The move to cut condom imports appeared not to have been agreed with President Vladimir Putin. The president’s spokesman Dmitry Peskov said Wednesday that the Kremlin “had not thought about” the issue, RIA Novosti reported.

Industry executives were quick to point out that Russia is overwhelmingly dependent on foreign-made condoms. Russian producers supply up to 4 percent of the domestic market, according to Yesenia Shamonina, the head of Russia’s largest contraceptive supplier, the Russian News Service reported.

Most of Russia’s domestically manufactured condoms are produced by one factory, the Armavirsky Factory in the Krasnodar region of southern Russia.

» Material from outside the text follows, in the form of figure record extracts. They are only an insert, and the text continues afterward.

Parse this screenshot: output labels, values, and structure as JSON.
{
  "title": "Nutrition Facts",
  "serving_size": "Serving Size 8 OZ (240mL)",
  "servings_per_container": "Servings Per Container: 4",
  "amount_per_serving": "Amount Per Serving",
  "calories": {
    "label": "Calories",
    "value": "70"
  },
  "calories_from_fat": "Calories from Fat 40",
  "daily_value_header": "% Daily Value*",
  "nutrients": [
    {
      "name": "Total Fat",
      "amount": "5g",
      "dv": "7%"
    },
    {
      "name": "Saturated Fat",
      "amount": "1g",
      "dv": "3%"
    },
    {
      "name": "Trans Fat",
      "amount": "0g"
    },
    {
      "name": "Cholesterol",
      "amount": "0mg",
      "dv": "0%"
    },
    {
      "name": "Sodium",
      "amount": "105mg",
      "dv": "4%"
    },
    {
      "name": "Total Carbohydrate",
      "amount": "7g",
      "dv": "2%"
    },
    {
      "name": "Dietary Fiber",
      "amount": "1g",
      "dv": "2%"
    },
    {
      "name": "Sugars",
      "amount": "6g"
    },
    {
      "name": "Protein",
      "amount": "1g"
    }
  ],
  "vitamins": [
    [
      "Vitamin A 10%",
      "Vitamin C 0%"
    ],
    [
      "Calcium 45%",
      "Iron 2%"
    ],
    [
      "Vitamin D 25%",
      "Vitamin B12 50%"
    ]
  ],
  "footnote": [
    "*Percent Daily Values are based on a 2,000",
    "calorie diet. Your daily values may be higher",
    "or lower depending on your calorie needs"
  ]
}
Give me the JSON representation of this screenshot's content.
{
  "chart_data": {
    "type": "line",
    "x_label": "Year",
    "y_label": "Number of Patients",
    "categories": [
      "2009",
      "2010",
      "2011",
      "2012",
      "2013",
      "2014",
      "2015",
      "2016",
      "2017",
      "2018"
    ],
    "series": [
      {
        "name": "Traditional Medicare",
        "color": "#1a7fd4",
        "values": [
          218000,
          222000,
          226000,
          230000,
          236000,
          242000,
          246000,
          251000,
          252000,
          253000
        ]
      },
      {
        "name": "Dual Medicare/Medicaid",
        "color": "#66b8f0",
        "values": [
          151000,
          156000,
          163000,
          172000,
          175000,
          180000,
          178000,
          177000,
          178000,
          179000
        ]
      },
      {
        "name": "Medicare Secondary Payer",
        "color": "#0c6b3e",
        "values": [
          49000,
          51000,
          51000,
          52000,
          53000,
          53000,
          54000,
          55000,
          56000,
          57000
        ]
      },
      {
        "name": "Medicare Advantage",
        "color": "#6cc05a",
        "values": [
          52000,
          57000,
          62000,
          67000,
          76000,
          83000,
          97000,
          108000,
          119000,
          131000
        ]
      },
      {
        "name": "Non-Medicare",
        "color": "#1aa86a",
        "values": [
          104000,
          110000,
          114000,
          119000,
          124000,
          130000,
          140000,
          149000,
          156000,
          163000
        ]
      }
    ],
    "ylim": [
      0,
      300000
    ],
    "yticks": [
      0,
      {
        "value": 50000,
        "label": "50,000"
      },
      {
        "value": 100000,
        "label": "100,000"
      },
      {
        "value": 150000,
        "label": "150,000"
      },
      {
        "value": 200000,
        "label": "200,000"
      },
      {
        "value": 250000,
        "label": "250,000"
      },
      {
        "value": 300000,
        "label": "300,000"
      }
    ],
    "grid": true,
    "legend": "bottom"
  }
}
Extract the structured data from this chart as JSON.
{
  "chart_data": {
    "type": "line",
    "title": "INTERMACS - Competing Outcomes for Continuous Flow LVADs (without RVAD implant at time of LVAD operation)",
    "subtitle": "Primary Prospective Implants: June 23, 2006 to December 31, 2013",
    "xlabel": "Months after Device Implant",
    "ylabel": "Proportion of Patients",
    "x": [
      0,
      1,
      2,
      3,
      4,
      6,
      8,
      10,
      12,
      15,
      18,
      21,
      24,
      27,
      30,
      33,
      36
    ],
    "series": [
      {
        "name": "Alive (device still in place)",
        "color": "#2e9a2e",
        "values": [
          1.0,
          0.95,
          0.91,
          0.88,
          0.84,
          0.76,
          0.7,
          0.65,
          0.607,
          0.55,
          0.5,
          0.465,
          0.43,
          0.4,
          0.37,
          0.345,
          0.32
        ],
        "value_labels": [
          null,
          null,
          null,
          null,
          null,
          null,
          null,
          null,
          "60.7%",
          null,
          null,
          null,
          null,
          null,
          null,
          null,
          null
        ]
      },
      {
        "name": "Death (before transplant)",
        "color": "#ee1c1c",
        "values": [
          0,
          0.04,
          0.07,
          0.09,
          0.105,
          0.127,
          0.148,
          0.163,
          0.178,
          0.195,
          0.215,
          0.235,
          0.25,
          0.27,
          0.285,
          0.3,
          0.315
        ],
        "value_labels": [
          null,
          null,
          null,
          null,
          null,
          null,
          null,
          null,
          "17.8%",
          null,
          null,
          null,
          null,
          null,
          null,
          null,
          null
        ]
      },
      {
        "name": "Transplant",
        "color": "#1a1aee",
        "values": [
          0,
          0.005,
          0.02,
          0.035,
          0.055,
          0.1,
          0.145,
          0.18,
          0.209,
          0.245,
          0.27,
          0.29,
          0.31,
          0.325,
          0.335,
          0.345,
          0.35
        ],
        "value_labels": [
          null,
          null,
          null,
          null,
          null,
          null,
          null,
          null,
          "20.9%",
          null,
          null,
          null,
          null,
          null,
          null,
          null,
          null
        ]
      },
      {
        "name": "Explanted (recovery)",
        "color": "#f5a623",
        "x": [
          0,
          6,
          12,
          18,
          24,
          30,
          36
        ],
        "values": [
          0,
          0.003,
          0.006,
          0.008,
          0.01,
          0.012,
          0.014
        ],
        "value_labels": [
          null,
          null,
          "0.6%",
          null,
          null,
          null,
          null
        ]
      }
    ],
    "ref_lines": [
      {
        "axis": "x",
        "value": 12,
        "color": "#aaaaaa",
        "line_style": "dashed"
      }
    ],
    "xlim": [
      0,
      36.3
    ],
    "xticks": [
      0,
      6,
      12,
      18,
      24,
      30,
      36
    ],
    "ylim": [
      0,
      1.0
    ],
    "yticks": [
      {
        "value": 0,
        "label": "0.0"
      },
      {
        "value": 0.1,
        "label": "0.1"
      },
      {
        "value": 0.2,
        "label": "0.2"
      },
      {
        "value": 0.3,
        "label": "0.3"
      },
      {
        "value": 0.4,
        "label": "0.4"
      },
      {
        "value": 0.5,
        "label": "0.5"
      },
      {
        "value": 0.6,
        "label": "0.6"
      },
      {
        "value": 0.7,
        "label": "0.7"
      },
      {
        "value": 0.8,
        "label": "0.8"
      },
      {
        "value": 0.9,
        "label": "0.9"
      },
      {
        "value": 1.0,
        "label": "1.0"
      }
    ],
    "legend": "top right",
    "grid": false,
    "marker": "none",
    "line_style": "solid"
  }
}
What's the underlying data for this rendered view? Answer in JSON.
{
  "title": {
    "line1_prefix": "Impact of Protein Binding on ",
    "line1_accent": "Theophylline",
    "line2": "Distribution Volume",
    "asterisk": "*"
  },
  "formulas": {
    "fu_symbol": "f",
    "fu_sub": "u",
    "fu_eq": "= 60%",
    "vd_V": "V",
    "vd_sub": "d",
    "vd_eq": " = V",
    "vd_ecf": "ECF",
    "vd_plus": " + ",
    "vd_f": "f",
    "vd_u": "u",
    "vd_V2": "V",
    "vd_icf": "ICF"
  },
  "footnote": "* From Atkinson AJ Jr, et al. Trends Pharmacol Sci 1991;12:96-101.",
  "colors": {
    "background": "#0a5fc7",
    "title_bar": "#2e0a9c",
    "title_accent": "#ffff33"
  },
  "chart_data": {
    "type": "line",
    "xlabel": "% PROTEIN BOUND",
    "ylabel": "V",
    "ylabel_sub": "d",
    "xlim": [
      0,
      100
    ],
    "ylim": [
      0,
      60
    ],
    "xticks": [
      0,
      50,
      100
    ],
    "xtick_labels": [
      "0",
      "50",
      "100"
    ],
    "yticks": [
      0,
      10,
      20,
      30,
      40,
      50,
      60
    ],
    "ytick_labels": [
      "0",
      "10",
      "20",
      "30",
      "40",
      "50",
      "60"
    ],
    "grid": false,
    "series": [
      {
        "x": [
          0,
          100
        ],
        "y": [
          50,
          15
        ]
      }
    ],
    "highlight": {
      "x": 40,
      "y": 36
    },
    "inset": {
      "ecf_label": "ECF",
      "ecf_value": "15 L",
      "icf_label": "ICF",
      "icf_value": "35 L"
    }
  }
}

The proposal by the Industry and Trade Ministry concerns only state procurements – not purchases by companies or individuals – and so would only affect 2 percent of the condom market.

In 2013, Russians used 418 million condoms – 3 percent more than the year before – and the value of the market was 9.8 billion rubles ($156 million), according to a study published by the Discovery Research Group and reported by the RBC website last year.

Russians used 51 percent more condoms in April 2015 than they did in the same month a year earlier, according to figures cited Tuesday by the Vesti.ru news website.

Russia also reportedly has a serious problem with an illicit condom trade, in which cheaply made condoms are falsely marketed as established brands. About half the condoms sold in Russia are counterfeit, the Bolshoi Gorod magazine reported last month, citing industry experts.